There are problems caused by not looking carefully enough at those who came before you, of being ignorant of the discipline (95% of the enterprise is learned....there is no need to even attempt reinventing the wheel every time) and then there are problems caused by looking so closely at examples that you cannot see past what has already been done.

-The Unknown Matisse, Hilary Spurling, book 1 in her 2 part biography of Matisse.

Saturday, March 21, 2009

If you read nothing else on Matisse.....



Matisse the Master, A Life of Henri Matisse, The Conquest of Colour, 1909-1954, by Hilary Spurling.

A certain large percentage of those who went through art schools in the last 40 years see Matisse as THE pivotal artist of modernism and the key proponent of central ideas still directing much contemporary practice. Surprising then that so many misconceptions persist. Long popularized photos of Matisse cooing to exotic birds, playing the gentle professorial role to Picasso's badboy pose, standing like a wellgroomed shopkeeper next to pictures and rooms full of uplifting colour, suggest a person of perpetual calm.
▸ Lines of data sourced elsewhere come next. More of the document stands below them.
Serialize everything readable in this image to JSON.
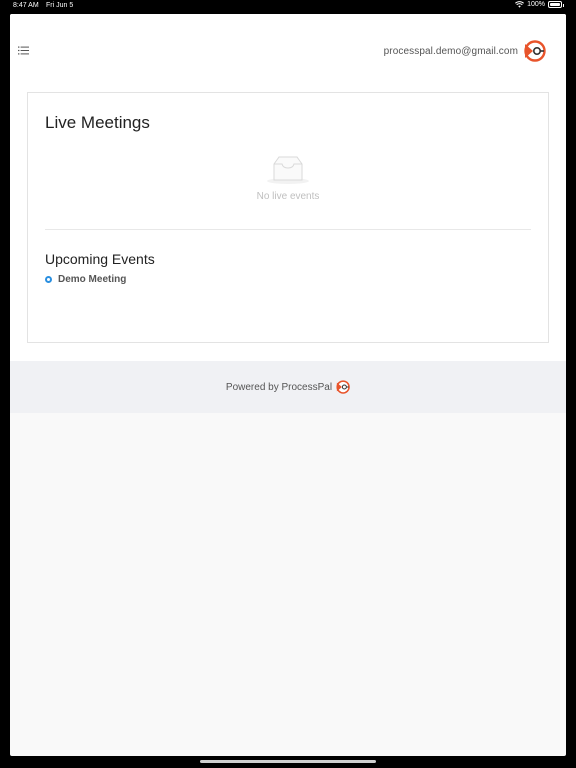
{
  "status_bar": {
    "time": "8:47 AM",
    "date": "Fri Jun 5",
    "battery": "100%"
  },
  "header": {
    "user_email": "processpal.demo@gmail.com"
  },
  "live_meetings": {
    "title": "Live Meetings",
    "empty_text": "No live events"
  },
  "upcoming_events": {
    "title": "Upcoming Events",
    "items": [
      {
        "label": "Demo Meeting"
      }
    ]
  },
  "footer": {
    "powered_by": "Powered by ProcessPal"
  },
  "colors": {
    "accent_blue": "#2a8fe0",
    "brand_orange": "#e8542b",
    "footer_bg": "#f0f1f4"
  },
  "icons": {
    "menu": "list-icon",
    "logo": "processpal-logo-icon",
    "empty": "inbox-icon"
  }
}
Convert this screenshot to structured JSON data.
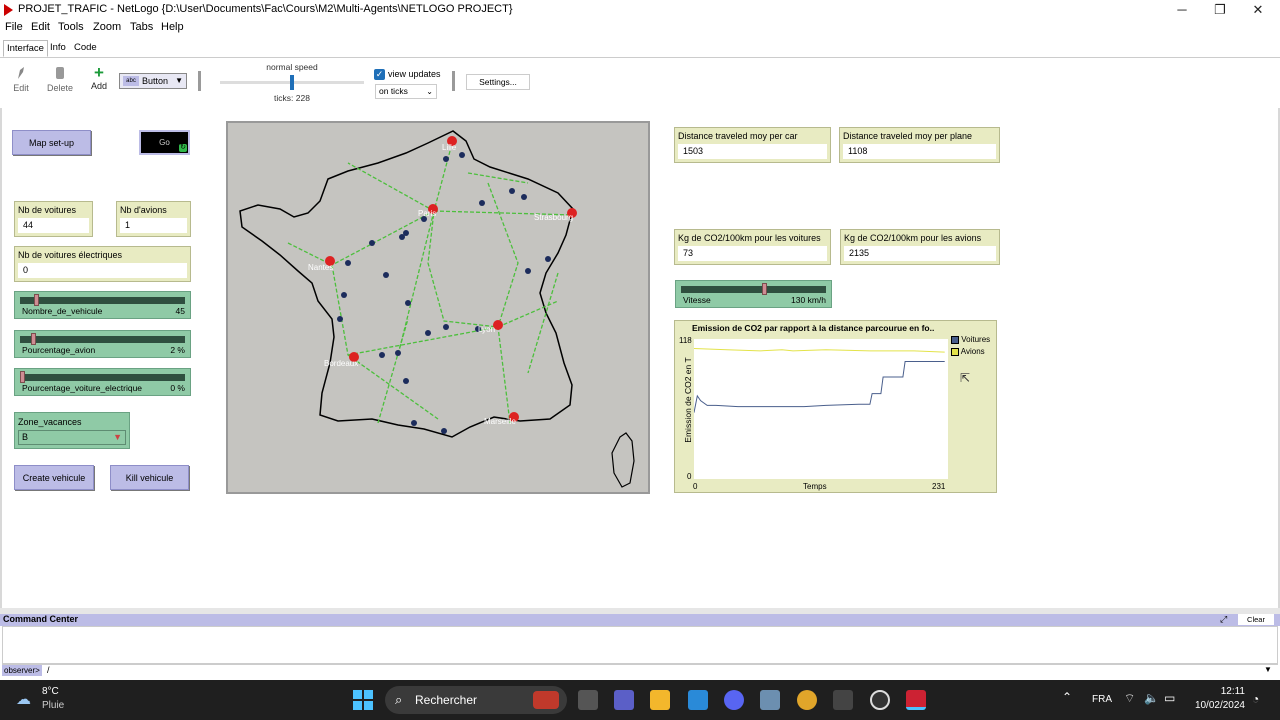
{
  "window": {
    "title": "PROJET_TRAFIC - NetLogo {D:\\User\\Documents\\Fac\\Cours\\M2\\Multi-Agents\\NETLOGO PROJECT}",
    "minimize": "─",
    "maximize": "❐",
    "close": "✕"
  },
  "menu": [
    "File",
    "Edit",
    "Tools",
    "Zoom",
    "Tabs",
    "Help"
  ],
  "tabs": [
    "Interface",
    "Info",
    "Code"
  ],
  "toolbar": {
    "edit": "Edit",
    "delete": "Delete",
    "add": "Add",
    "widget_type": "Button",
    "speed_label": "normal speed",
    "speed_fraction": 0.5,
    "ticks": "ticks: 228",
    "view_updates": "view updates",
    "view_updates_checked": true,
    "update_mode": "on ticks",
    "settings": "Settings..."
  },
  "interface": {
    "map_setup": "Map set-up",
    "go": "Go",
    "nb_voitures": {
      "label": "Nb de voitures",
      "value": "44"
    },
    "nb_avions": {
      "label": "Nb d'avions",
      "value": "1"
    },
    "nb_voitures_elec": {
      "label": "Nb de voitures électriques",
      "value": "0"
    },
    "slider_nombre": {
      "label": "Nombre_de_vehicule",
      "value": "45",
      "fraction": 0.09
    },
    "slider_avion": {
      "label": "Pourcentage_avion",
      "value": "2 %",
      "fraction": 0.07
    },
    "slider_elec": {
      "label": "Pourcentage_voiture_electrique",
      "value": "0 %",
      "fraction": 0.0
    },
    "chooser": {
      "label": "Zone_vacances",
      "value": "B"
    },
    "create_vehicule": "Create vehicule",
    "kill_vehicule": "Kill vehicule",
    "dist_car": {
      "label": "Distance traveled moy per car",
      "value": "1503"
    },
    "dist_plane": {
      "label": "Distance traveled moy per plane",
      "value": "1108"
    },
    "co2_car": {
      "label": "Kg de CO2/100km pour les voitures",
      "value": "73"
    },
    "co2_plane": {
      "label": "Kg de CO2/100km pour les avions",
      "value": "2135"
    },
    "slider_vitesse": {
      "label": "Vitesse",
      "value": "130 km/h",
      "fraction": 0.58
    },
    "cities": [
      "Lille",
      "Paris",
      "Strasbourg",
      "Nantes",
      "Lyon",
      "Bordeaux",
      "Marseille"
    ]
  },
  "chart_data": {
    "type": "line",
    "title": "Emission de CO2 par rapport à la distance parcourue en fo..",
    "xlabel": "Temps",
    "ylabel": "Emission de CO2 en T",
    "xlim": [
      0,
      231
    ],
    "ylim": [
      0,
      118
    ],
    "x_min_label": "0",
    "x_max_label": "231",
    "y_min_label": "0",
    "y_max_label": "118",
    "series": [
      {
        "name": "Voitures",
        "color": "#4a5f8c",
        "points": [
          [
            0,
            56
          ],
          [
            3,
            70
          ],
          [
            6,
            66
          ],
          [
            12,
            62
          ],
          [
            20,
            62
          ],
          [
            40,
            61
          ],
          [
            60,
            61
          ],
          [
            80,
            61
          ],
          [
            100,
            61
          ],
          [
            120,
            62
          ],
          [
            150,
            63
          ],
          [
            160,
            63
          ],
          [
            162,
            72
          ],
          [
            170,
            72
          ],
          [
            172,
            86
          ],
          [
            190,
            86
          ],
          [
            192,
            99
          ],
          [
            228,
            99
          ]
        ]
      },
      {
        "name": "Avions",
        "color": "#e3e34a",
        "points": [
          [
            0,
            110
          ],
          [
            30,
            109
          ],
          [
            60,
            108
          ],
          [
            80,
            109
          ],
          [
            90,
            108
          ],
          [
            120,
            109
          ],
          [
            160,
            108
          ],
          [
            200,
            108
          ],
          [
            228,
            107
          ]
        ]
      }
    ]
  },
  "command_center": {
    "title": "Command Center",
    "clear": "Clear",
    "prompt": "observer>",
    "input": "/"
  },
  "taskbar": {
    "temperature": "8°C",
    "weather": "Pluie",
    "search": "Rechercher",
    "lang": "FRA",
    "time": "12:11",
    "date": "10/02/2024"
  }
}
Just a misconception. Or perhaps the serenity achieved in the paintings came at great personal cost. We didn't imagine Matisse as a long-time insomniac struggling against nervous tension at every turn. What he achieved through 2 wars, family breakups and grave medical problems was hard fought. Spurling lays out a life of a gentle but driven man in a fascinating way. Much that is new is revealed. If you love Matisse, you may love him even more by the end.


I should have read it first...but didn't....so next up is, The Unknown Matisse: A Life of Henri Matisse; The Early Years, 1869-1908, by Hilary Spurling.